Tecno Camon 20, Tecno Camon 20 Pro, Tecno Camon 20 Pro 5G and Tecno Camon 20 Premier 5G are Android-based smartphones manufactured, released and marketed by Tecno Mobile as part of Tecno Camon 20 series. The devices were unveiled during an event held on 9 May 2023 as successors to Tecno Camon 19 series.

The Camon 20, Camon 20 Pro, Camon 20 Pro 5G and Camon 20 Premier 5G is an upgraded version of Camon 19 series, coming with different features, including the OS, design and processor. The phone has received generally favorable reviews, with critics mostly noting the IP53 water/dust resistance, design and performance. Critics, however, criticized the lack of wireless charging.

== Specifications ==

===Hardware===
All the devices feature an AMOLED display with 1080p support and a display size of 6.67-inches. The Camon 20 comes with a MediaTek Helio G85 SoC, the Camon 20 Pro comes with a MediaTek Helio G99 SoC, while the Camon 20 Pro 5G Pro and Camon 20 Premier 5G come with a MediaTek Dimensity 8050 SoC. All the devices come with 8 GB of RAM. The Camon 20, Camon 20 Pro and Camon 20 Pro 5G come with 256 GB of storage, while the Camon 20 Premier 5G comes with 512 GB of storage.

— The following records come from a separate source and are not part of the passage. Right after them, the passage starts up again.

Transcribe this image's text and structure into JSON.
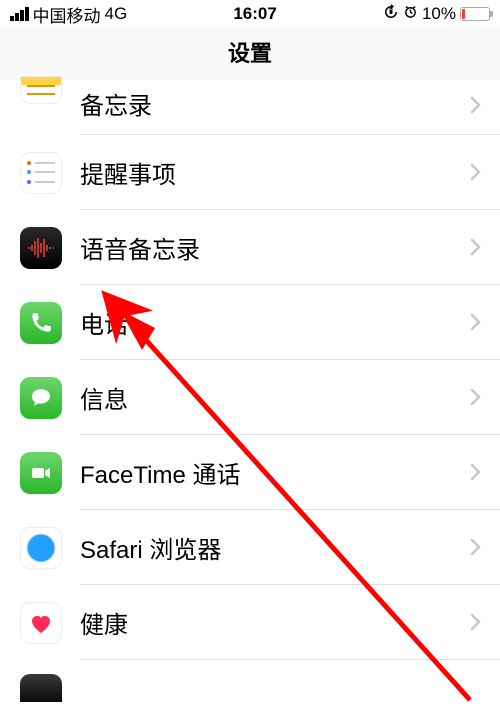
{
  "status": {
    "carrier": "中国移动",
    "network": "4G",
    "time": "16:07",
    "battery_text": "10%"
  },
  "nav": {
    "title": "设置"
  },
  "rows": {
    "notes": {
      "label": "备忘录",
      "icon": "notes-icon"
    },
    "reminders": {
      "label": "提醒事项",
      "icon": "reminders-icon"
    },
    "voicememo": {
      "label": "语音备忘录",
      "icon": "voice-memos-icon"
    },
    "phone": {
      "label": "电话",
      "icon": "phone-icon"
    },
    "messages": {
      "label": "信息",
      "icon": "messages-icon"
    },
    "facetime": {
      "label": "FaceTime 通话",
      "icon": "facetime-icon"
    },
    "safari": {
      "label": "Safari 浏览器",
      "icon": "safari-icon"
    },
    "health": {
      "label": "健康",
      "icon": "health-icon"
    }
  }
}
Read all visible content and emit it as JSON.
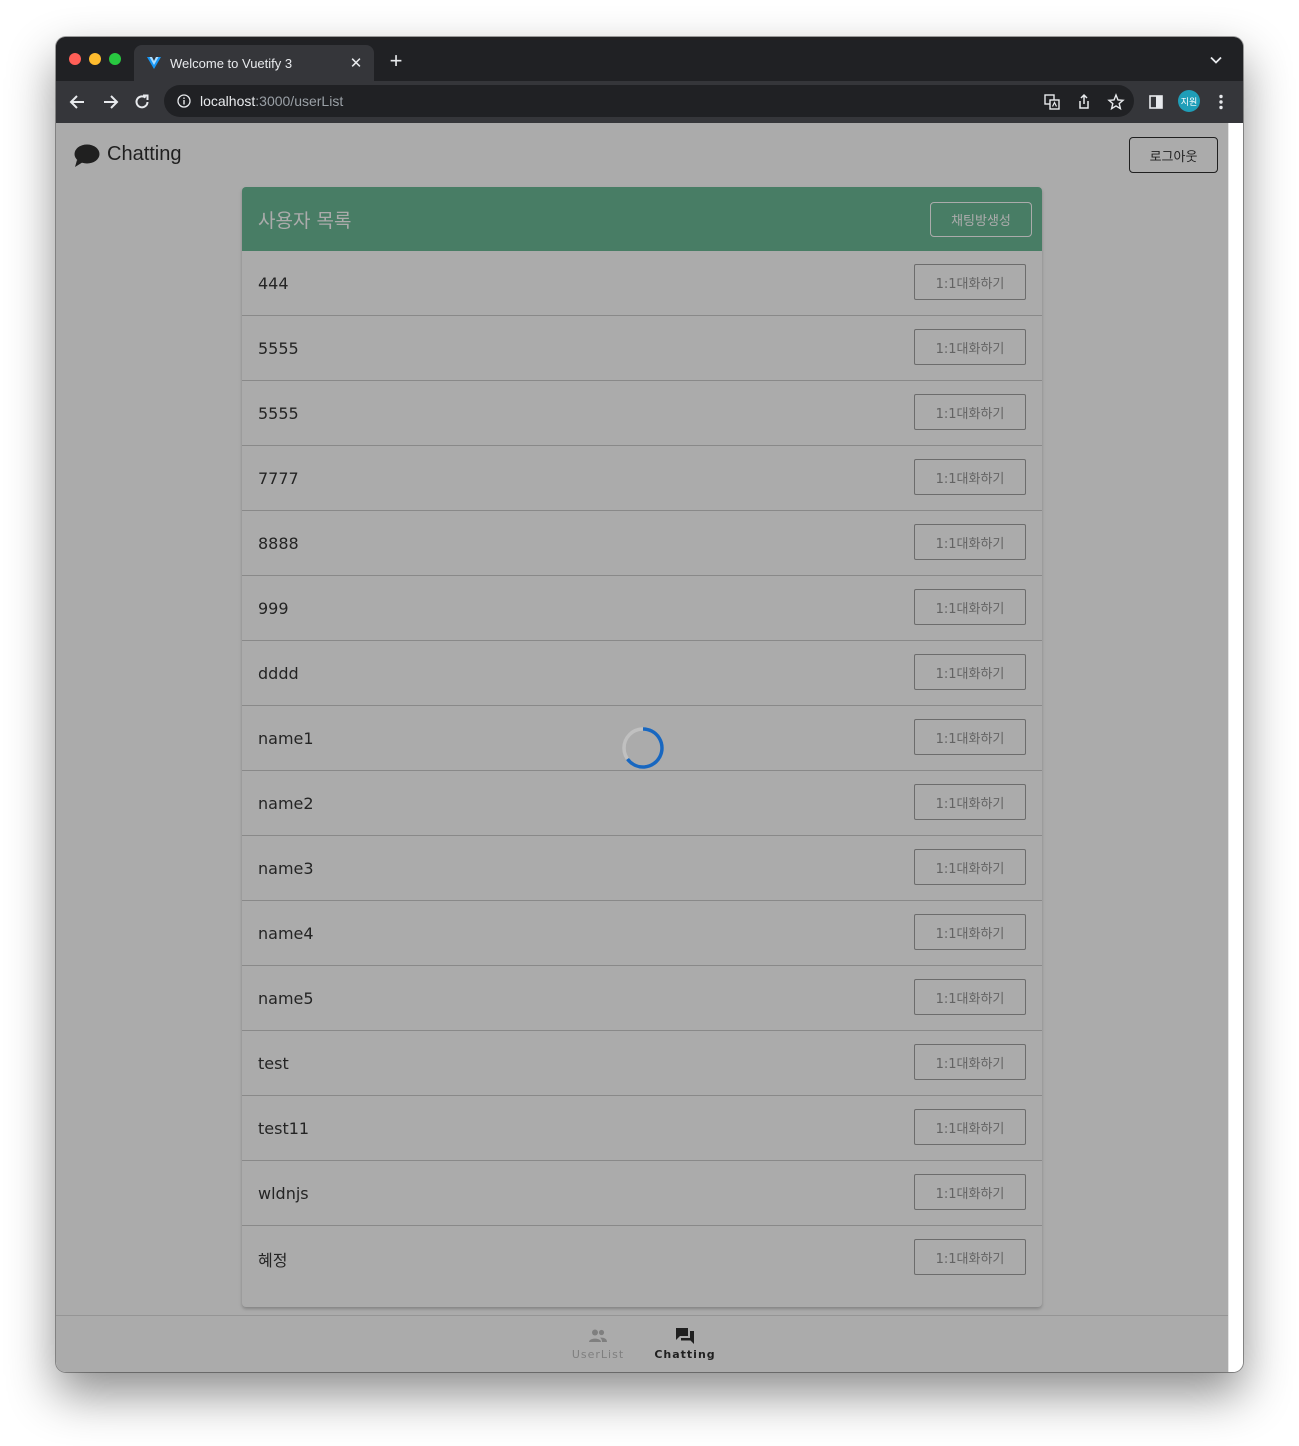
{
  "browser": {
    "tab_title": "Welcome to Vuetify 3",
    "url_host": "localhost",
    "url_path": ":3000/userList",
    "profile_initials": "지원"
  },
  "app": {
    "title": "Chatting",
    "logout_label": "로그아웃"
  },
  "card": {
    "title": "사용자 목록",
    "create_room_label": "채팅방생성",
    "users": [
      {
        "name": "444",
        "action": "1:1대화하기"
      },
      {
        "name": "5555",
        "action": "1:1대화하기"
      },
      {
        "name": "5555",
        "action": "1:1대화하기"
      },
      {
        "name": "7777",
        "action": "1:1대화하기"
      },
      {
        "name": "8888",
        "action": "1:1대화하기"
      },
      {
        "name": "999",
        "action": "1:1대화하기"
      },
      {
        "name": "dddd",
        "action": "1:1대화하기"
      },
      {
        "name": "name1",
        "action": "1:1대화하기"
      },
      {
        "name": "name2",
        "action": "1:1대화하기"
      },
      {
        "name": "name3",
        "action": "1:1대화하기"
      },
      {
        "name": "name4",
        "action": "1:1대화하기"
      },
      {
        "name": "name5",
        "action": "1:1대화하기"
      },
      {
        "name": "test",
        "action": "1:1대화하기"
      },
      {
        "name": "test11",
        "action": "1:1대화하기"
      },
      {
        "name": "wldnjs",
        "action": "1:1대화하기"
      },
      {
        "name": "혜정",
        "action": "1:1대화하기"
      }
    ]
  },
  "bottom_nav": {
    "userlist_label": "UserList",
    "chatting_label": "Chatting"
  },
  "colors": {
    "header_green": "#5fb58f",
    "spinner_blue": "#1867c0"
  }
}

The Camon 20 Premier 5G doesn't use a microSD. All the devices come with a battery capacity of 5000 mAh, with the Camon 20, Camon 20 Pro and Camon 20 Pro 5G supporting wired charging over USB-C at up to 33W, while the Camon 20 Premier 5G has faster 45W charging. The Camon 20 and Camon 20 Pro has a 64 MP wide sensor and a 2 MP depth sensor, the Camon 20 Pro 5G has a 64 MP wide sensor, a 2 MP macro sensor and a 2 MP depth sensor, while the Camon 20 Premier 5G has a 50 MP wide sensor, a 108 MP ultrawide sensor and a 2 MP depth sensor. The front-facing camera of all the four devices uses a 32 MP sensor.

===Software===
The devices ship with Android 13 with HiOS 13 and will receive the Android 14 update.

== Reception ==
Valor Reviews praised the Camon 20 Premier 5G for its storage, processor and camera, while noting that "the build quality is decent and it's built with premium materials". However, the lack of corning gorilla glass protection was criticized.

Eugoson Quorch gave a positive review of the Camon 20 Pro 5G. Praise was directed towards the performance and camera, while noting that "it's a pretty solid phone" and a "sweet spot" among the Camon 20 series.

Izzi Boye praised the Camon 20 Premier 5G for its hardware, build quality and gaming performance, while noting that the addition of the "IP53 rating is a nice improvement and one less thing to nitpick". He, however, criticized the processing of the device's camera software for being inconsistent.

Cyril Okoi praised the Camon 20 Premier 5G for its processor, camera and display, while noting that the fast charging capacity at 45W "is a lot". However, the lack of wireless charging was criticized.